Global Water Intelligence (GWI) – Driving innovation for a greener future

Global Water Intelligence (GWI) have released their latest, December 2022, GWI Magazine. The cover of this month’s CTO Outlook section features an interview with Envirogen CEO Joe Higgins on opportunities within green hydrogen and local circular economies. A full copy of the interview is shown below. Alternatively, you can download a full version.

Tackling tricky contaminants is a speciality of Envirogen, which applies innovative solutions across myriad industries and applications. CEO Joe Higgins shares his outlook on the water opportunities within green hydrogen and local circular economies.

What are the main drivers of your water technology strategy?

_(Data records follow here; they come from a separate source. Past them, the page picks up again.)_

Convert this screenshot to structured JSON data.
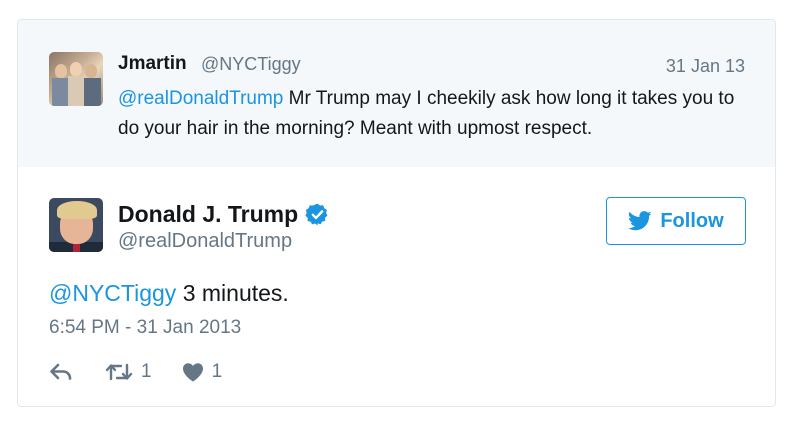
{
  "reply_context": {
    "name": "Jmartin",
    "handle": "@NYCTiggy",
    "date": "31 Jan 13",
    "mention": "@realDonaldTrump",
    "text": " Mr Trump may I cheekily ask how long it takes you to do your hair in the morning? Meant with upmost respect."
  },
  "tweet": {
    "name": "Donald J. Trump",
    "handle": "@realDonaldTrump",
    "verified_icon": "verified-badge-icon",
    "follow_label": "Follow",
    "mention": "@NYCTiggy",
    "text": " 3 minutes.",
    "timestamp": "6:54 PM - 31 Jan 2013",
    "retweet_count": "1",
    "like_count": "1"
  },
  "icons": {
    "reply": "reply-icon",
    "retweet": "retweet-icon",
    "like": "heart-icon",
    "bird": "twitter-bird-icon"
  },
  "colors": {
    "accent": "#1b95e0",
    "muted": "#657786",
    "context_bg": "#f5f8fa",
    "border": "#e1e8ed"
  }
}
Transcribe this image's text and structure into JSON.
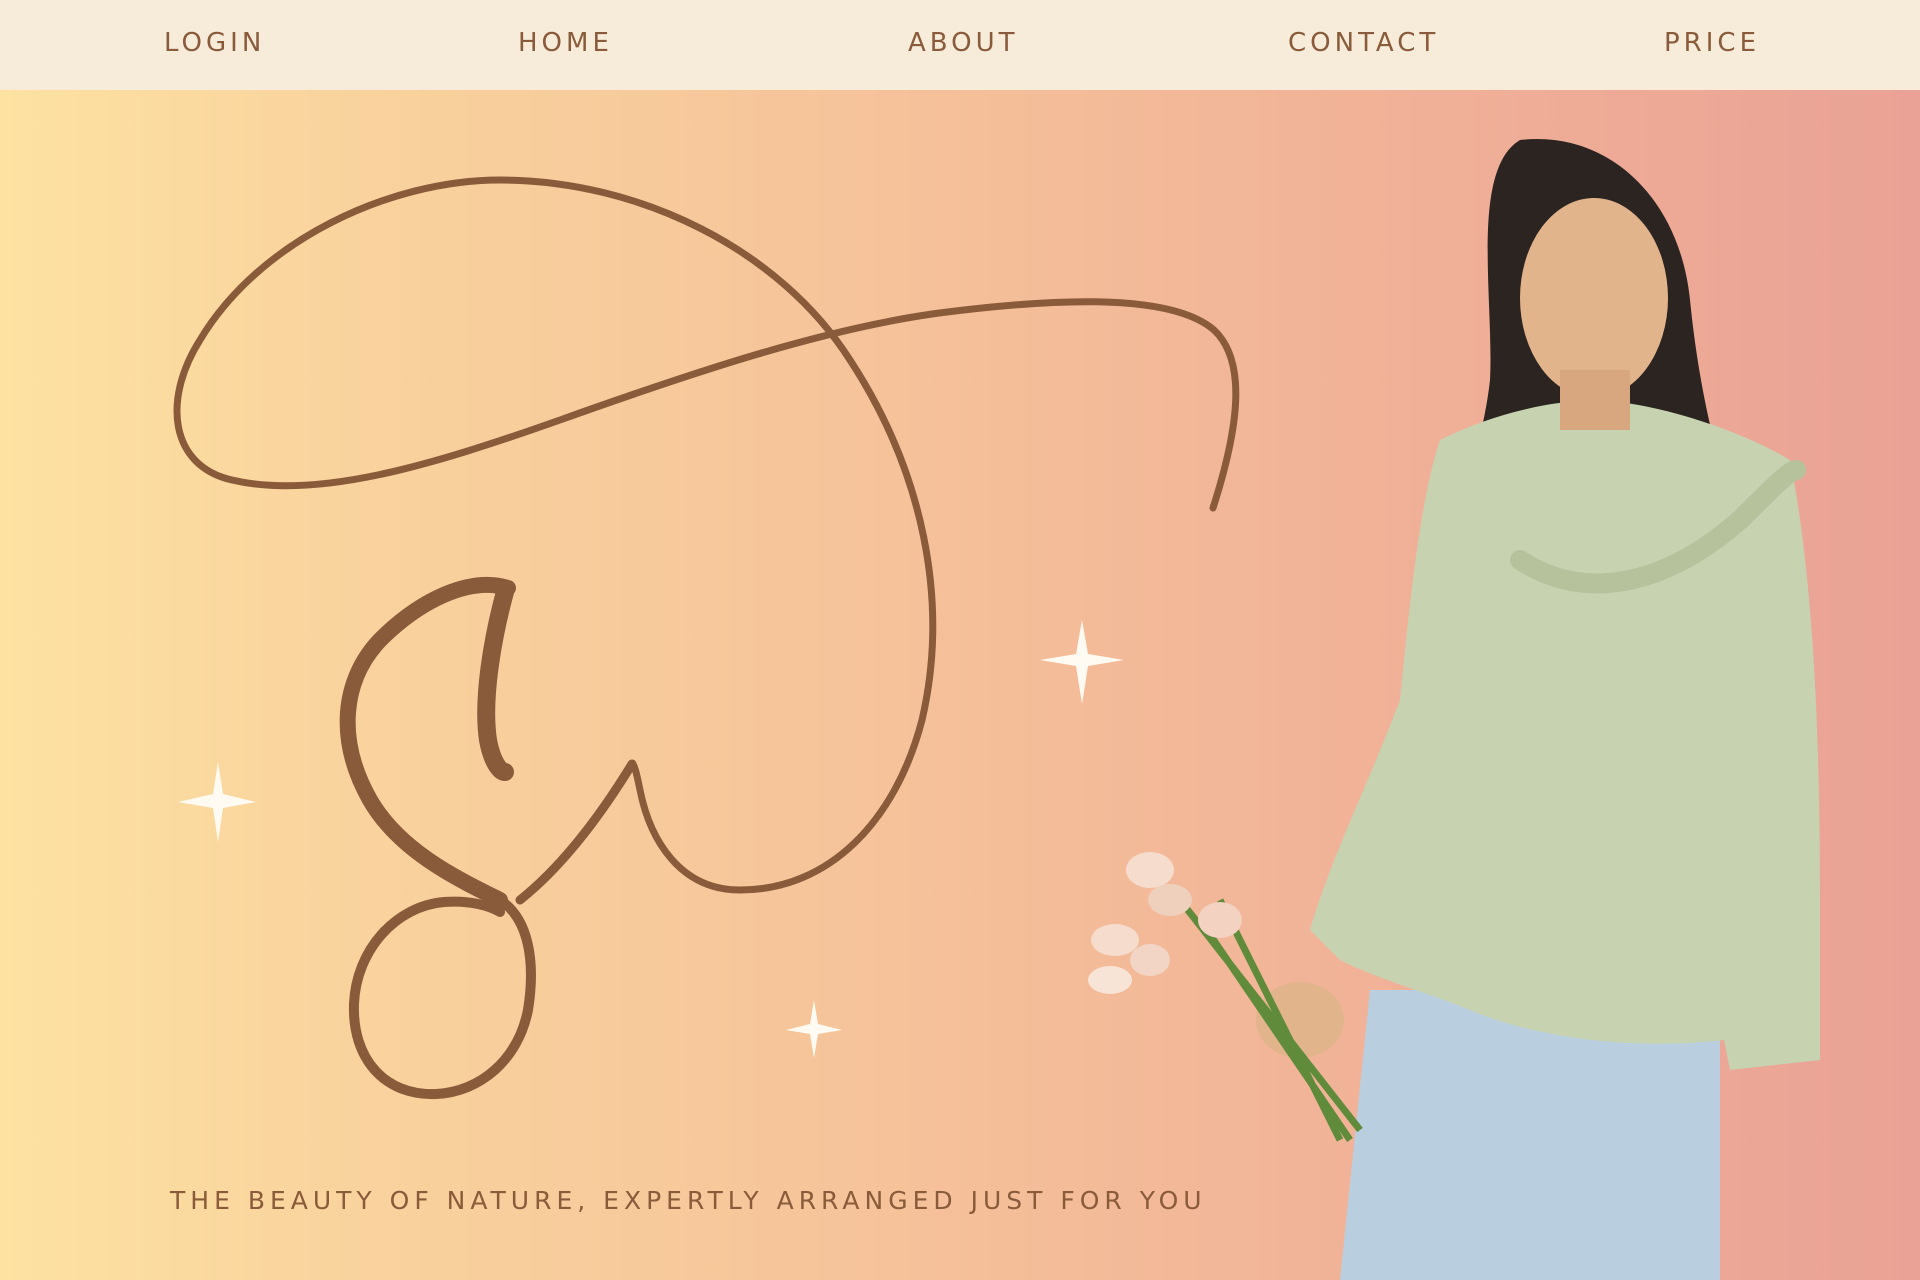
{
  "nav": {
    "items": [
      {
        "label": "LOGIN"
      },
      {
        "label": "HOME"
      },
      {
        "label": "ABOUT"
      },
      {
        "label": "CONTACT"
      },
      {
        "label": "PRICE"
      }
    ]
  },
  "hero": {
    "tagline": "THE BEAUTY OF NATURE, EXPERTLY ARRANGED JUST FOR YOU"
  },
  "colors": {
    "nav_background": "#f6ecd9",
    "accent_brown": "#8a5b3a",
    "gradient_left": "#fde2a2",
    "gradient_right": "#e9a295"
  },
  "icons": [
    "sparkle-icon",
    "monogram-logo"
  ]
}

Developing sustainable solutions that are customer-centric is the key driver of our technology strategy. We are “technology agnostic”. When developing an offer our objective is to provide the optimum solution with the lowest overall costs, including installed capital and operating, over the project’s life. Whole-life costs are often forgotten when considering a solution, but these can be a substantial part of the overall project costs.


What are the key technology areas you are looking at in your R&D and why?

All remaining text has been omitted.